M. le président. La parole est à M. Dominique Braye, rapporteur.

M. Dominique Braye, rapporteur. Contrairement à ce qu’affirme notre collègue, il faut maîtriser la consommation d’espace.

M. Charles Revet. Rien ne l’empêche !

M. Dominique Braye, rapporteur. Or on ne peut agir que sur les éléments sur lesquels on a prise. Je veux bien qu’on supprime les routes, les autoroutes,…

M. Charles Revet. Ce n’est pas ce que je dis !

M. Dominique Braye, rapporteur. …mais Dieu sait le nombre de routes qu’il faut aménager pour desservir les lotissements que l’on construit !

Monsieur Soulage, en dépit des actions exemplaires que vous avez réalisées dans votre commune, les municipalités voisines de la vôtre ne vous ont pas imité et ont continué, comme auparavant, à autoriser des projets très consommateurs d’espace.

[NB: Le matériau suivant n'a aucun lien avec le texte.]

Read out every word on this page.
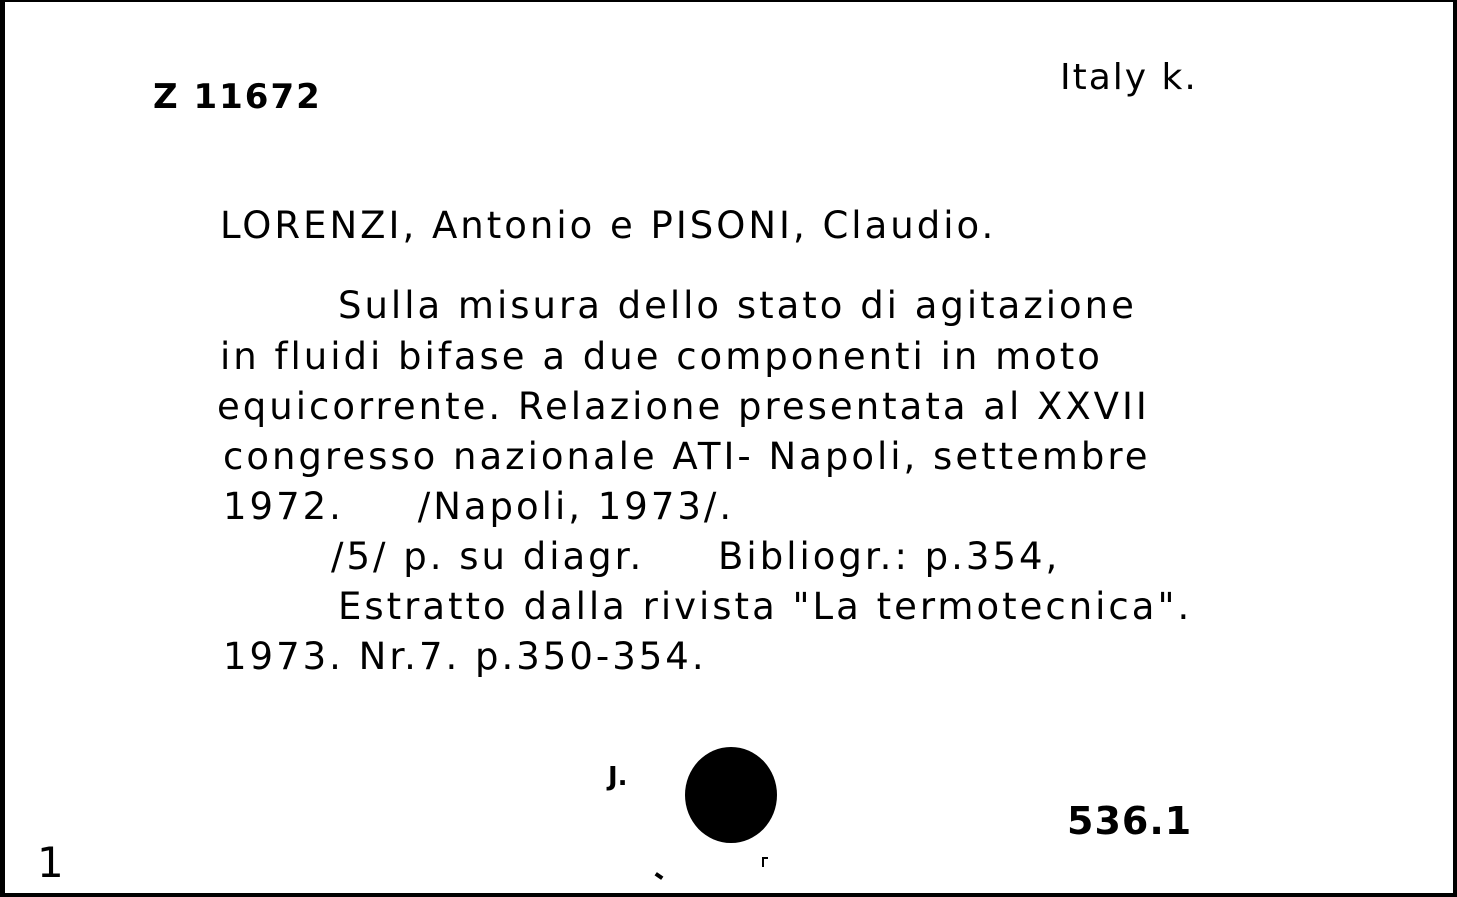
Z 11672	Italy k.
LORENZI, Antonio e PISONI, Claudio.
Sulla misura dello stato di agitazione
in fluidi bifase a due componenti in moto
equicorrente. Relazione presentata al XXVII
congresso nazionale ATI- Napoli, settembre
1972.     /Napoli, 1973/.
/5/ p. su diagr.     Bibliogr.: p.354,
Estratto dalla rivista "La termotecnica".
1973. Nr.7. p.350-354.
J.
536.1
1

Pour autant, vous ne devez pas renoncer à cette politique. C’est tout l’objet de ce projet de loi que de vous y aider.

Ce faisant, vous défendez avec ardeur les schémas de cohérence territoriale et même, en quelque sorte, les plans locaux d’urbanisme intercommunaux. Je ne peux que vous approuver, car, dans ce domaine, les politiques doivent être déterminées et cohérentes.

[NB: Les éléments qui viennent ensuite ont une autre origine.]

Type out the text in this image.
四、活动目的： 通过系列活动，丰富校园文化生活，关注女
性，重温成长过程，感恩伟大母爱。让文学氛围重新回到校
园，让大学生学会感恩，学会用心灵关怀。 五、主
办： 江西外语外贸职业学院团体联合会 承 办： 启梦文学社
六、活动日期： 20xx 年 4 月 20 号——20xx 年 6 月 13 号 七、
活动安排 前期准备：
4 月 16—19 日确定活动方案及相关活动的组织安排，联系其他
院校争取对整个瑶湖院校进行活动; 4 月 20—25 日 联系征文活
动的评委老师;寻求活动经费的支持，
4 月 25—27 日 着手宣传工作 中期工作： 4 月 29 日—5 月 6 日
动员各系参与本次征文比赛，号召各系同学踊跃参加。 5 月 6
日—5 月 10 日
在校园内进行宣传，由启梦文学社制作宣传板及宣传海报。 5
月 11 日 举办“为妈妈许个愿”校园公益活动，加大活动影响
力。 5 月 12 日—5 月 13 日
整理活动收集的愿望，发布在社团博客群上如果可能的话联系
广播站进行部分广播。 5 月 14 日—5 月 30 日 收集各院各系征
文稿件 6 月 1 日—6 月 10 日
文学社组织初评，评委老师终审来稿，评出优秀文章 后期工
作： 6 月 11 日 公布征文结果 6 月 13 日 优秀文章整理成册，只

Vous avez raison : on n’a jamais autant tort que quand on a raison trop tôt ! Certains, face à un problème, réagissent vite. Le rôle du Parlement consiste à contraindre ceux qui sont un peu en retard à aller dans le sens de ce qui est souhaitable et à engager des politiques vertueuses. Cela étant, je ne leur jette pas la pierre, car on ne peut pas demander à tout le monde de faire preuve de la même énergie.

Mon cher collègue, je vous félicite de ce que vous avez fait. Ne lâchez pas prise et essayez au contraire de convaincre les maires des communes voisines. Si vous n’y parvenez pas, vous disposerez bientôt des outils qui vous aideront à faire triompher l’intelligence sur la facilité.